Private-college groups launch web loan tool
Associated Press
COLUMBUS
Private, nonprofit colleges in Ohio and 11 other states have launched a new web tool to help students find private loans for school.
C. Todd Jones, an Ohio official who helped develop the website called The Marketplace, said students can find it daunting to shop for bank or credit union loans needed to fill the gap between government grants or scholarships and the cost of attending college.
“The big difference in this is that it will now allow a transparent marketplace where students can find out how much they are going to be charged for their loan before they make a loan application, and they won’t have their credit rating dinged five times,” said Jones, president of the Association of Independent Colleges & Universities of Ohio.
Jones said The Marketplace service saves lenders overhead costs so they’re able to eliminate fees and markups that can surprise student borrowers.
The online loan comparison and shopping service is operating in Ohio, California, Maryland, Oregon, Pennsylvania, New York, Indiana, Michigan, Kentucky, Mississippi, Tennessee and Alabama.
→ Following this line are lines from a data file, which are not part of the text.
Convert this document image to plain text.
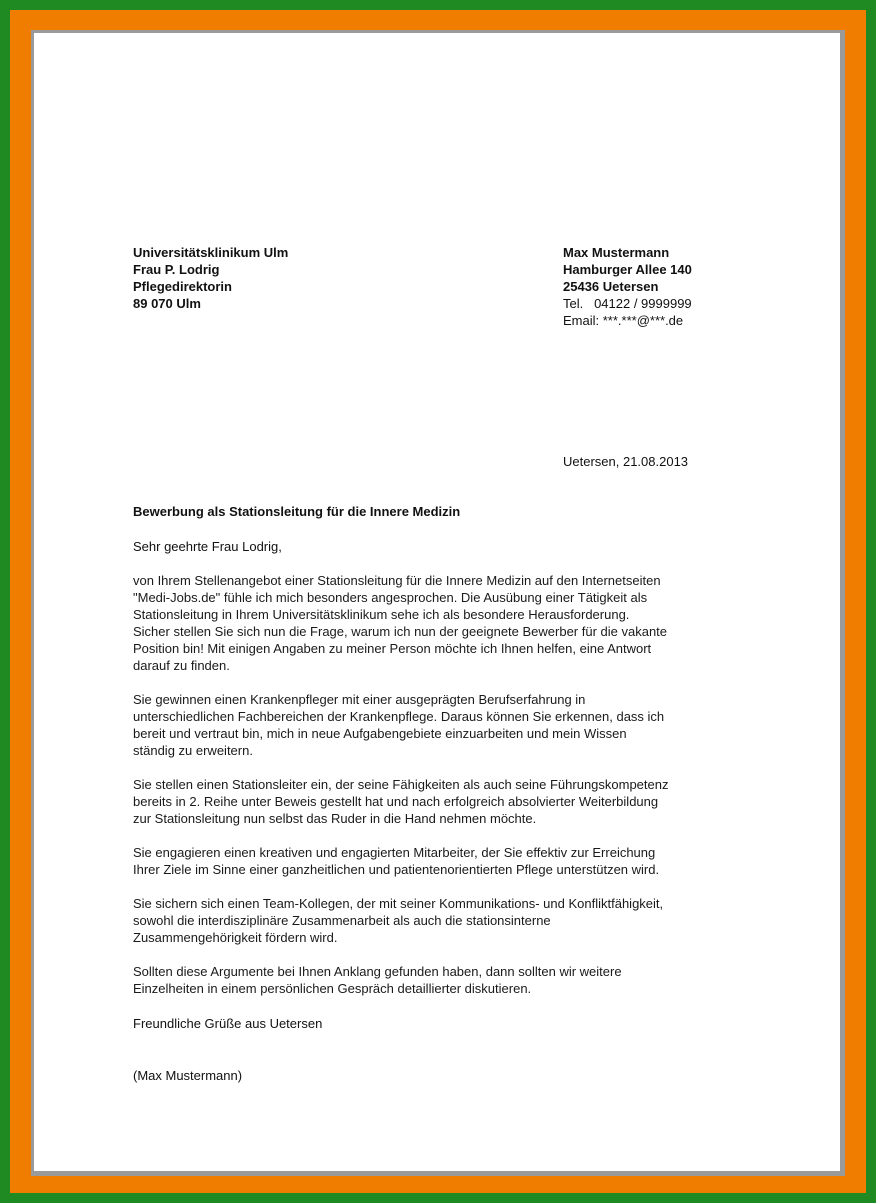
Universitätsklinikum Ulm
Frau P. Lodrig
Pflegedirektorin
89 070 Ulm
Max Mustermann
Hamburger Allee 140
25436 Uetersen
Tel.   04122 / 9999999
Email: ***.***@***.de
Uetersen, 21.08.2013
Bewerbung als Stationsleitung für die Innere Medizin
Sehr geehrte Frau Lodrig,
von Ihrem Stellenangebot einer Stationsleitung für die Innere Medizin auf den Internetseiten
"Medi-Jobs.de" fühle ich mich besonders angesprochen. Die Ausübung einer Tätigkeit als
Stationsleitung in Ihrem Universitätsklinikum sehe ich als besondere Herausforderung.
Sicher stellen Sie sich nun die Frage, warum ich nun der geeignete Bewerber für die vakante
Position bin! Mit einigen Angaben zu meiner Person möchte ich Ihnen helfen, eine Antwort
darauf zu finden.
Sie gewinnen einen Krankenpfleger mit einer ausgeprägten Berufserfahrung in
unterschiedlichen Fachbereichen der Krankenpflege. Daraus können Sie erkennen, dass ich
bereit und vertraut bin, mich in neue Aufgabengebiete einzuarbeiten und mein Wissen
ständig zu erweitern.
Sie stellen einen Stationsleiter ein, der seine Fähigkeiten als auch seine Führungskompetenz
bereits in 2. Reihe unter Beweis gestellt hat und nach erfolgreich absolvierter Weiterbildung
zur Stationsleitung nun selbst das Ruder in die Hand nehmen möchte.
Sie engagieren einen kreativen und engagierten Mitarbeiter, der Sie effektiv zur Erreichung
Ihrer Ziele im Sinne einer ganzheitlichen und patientenorientierten Pflege unterstützen wird.
Sie sichern sich einen Team-Kollegen, der mit seiner Kommunikations- und Konfliktfähigkeit,
sowohl die interdisziplinäre Zusammenarbeit als auch die stationsinterne
Zusammengehörigkeit fördern wird.
Sollten diese Argumente bei Ihnen Anklang gefunden haben, dann sollten wir weitere
Einzelheiten in einem persönlichen Gespräch detaillierter diskutieren.
Freundliche Grüße aus Uetersen
(Max Mustermann)
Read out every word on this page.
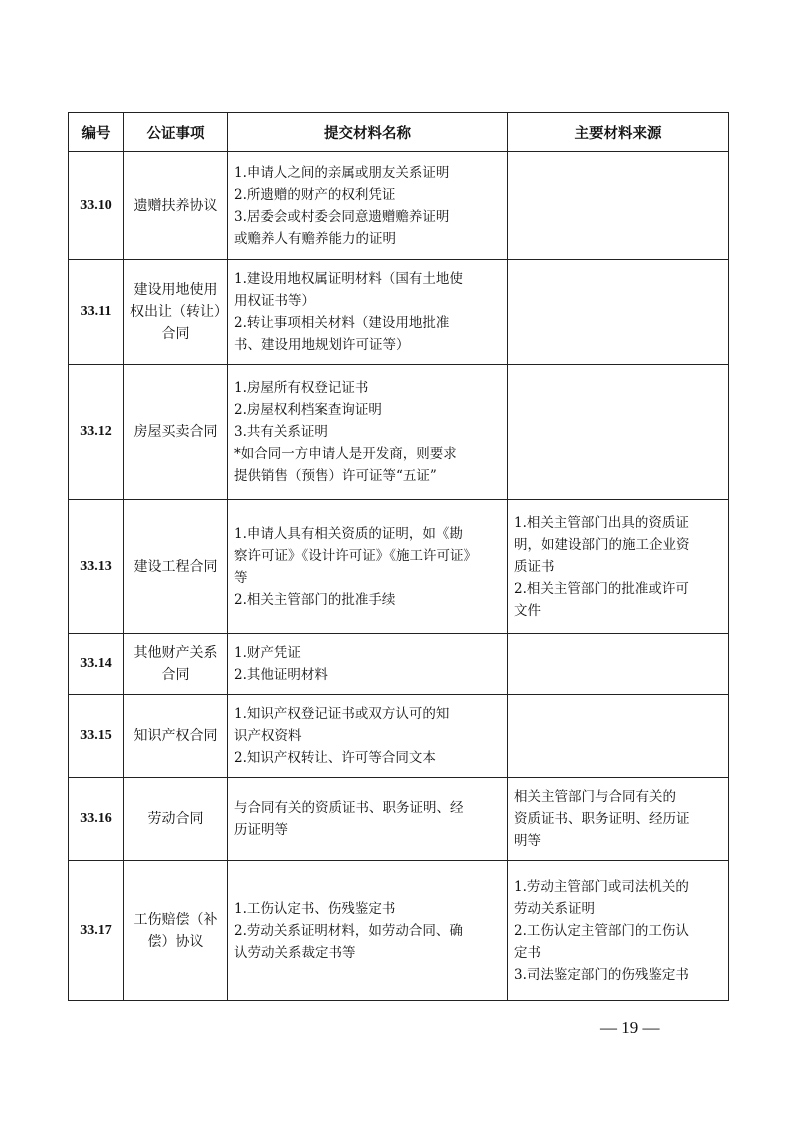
编号	公证事项	提交材料名称	主要材料来源
33.10	遗赠扶养协议	1.申请人之间的亲属或朋友关系证明
2.所遗赠的财产的权利凭证
3.居委会或村委会同意遗赠赡养证明
或赡养人有赡养能力的证明	

33.11	建设用地使用权出让（转让）合同	1.建设用地权属证明材料（国有土地使
用权证书等）
2.转让事项相关材料（建设用地批准
书、建设用地规划许可证等）	

33.12	房屋买卖合同	1.房屋所有权登记证书
2.房屋权利档案查询证明
3.共有关系证明
*如合同一方申请人是开发商，则要求
提供销售（预售）许可证等“五证”	

33.13	建设工程合同	1.申请人具有相关资质的证明，如《勘
察许可证》《设计许可证》《施工许可证》
等
2.相关主管部门的批准手续	1.相关主管部门出具的资质证
明，如建设部门的施工企业资
质证书
2.相关主管部门的批准或许可
文件

33.14	其他财产关系合同	1.财产凭证
2.其他证明材料	

33.15	知识产权合同	1.知识产权登记证书或双方认可的知
识产权资料
2.知识产权转让、许可等合同文本	

33.16	劳动合同	与合同有关的资质证书、职务证明、经
历证明等	相关主管部门与合同有关的
资质证书、职务证明、经历证
明等

33.17	工伤赔偿（补偿）协议	1.工伤认定书、伤残鉴定书
2.劳动关系证明材料，如劳动合同、确
认劳动关系裁定书等	1.劳动主管部门或司法机关的
劳动关系证明
2.工伤认定主管部门的工伤认
定书
3.司法鉴定部门的伤残鉴定书
— 19 —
Jones said he and his counterparts in California and Maryland conceived the web tool about two years ago and hired Overture Technologies of Bethesda, Md., to build it.
It was at about that time that the surging private college loan market stalled, said Justin Draeger, president of the National Association of Student Financial Aid Administrators.
According to the College Board, a membership organization of colleges and universities, private loan volume hit $24 billion in constant dollars during the 2007-08 school year — making up about a quarter of all college borrowing — then declined by 50 percent the next year.
“In the last two years we’ve seen a precipitous drop in private borrowing to where it’s around 13 percent,” Draeger said. “That drop wasn’t because of a decrease in demand. It was because, like the rest of the financial market, the private student loan market was seizing up.”
For private colleges, whose students do the most borrowing, that’s particularly troubling.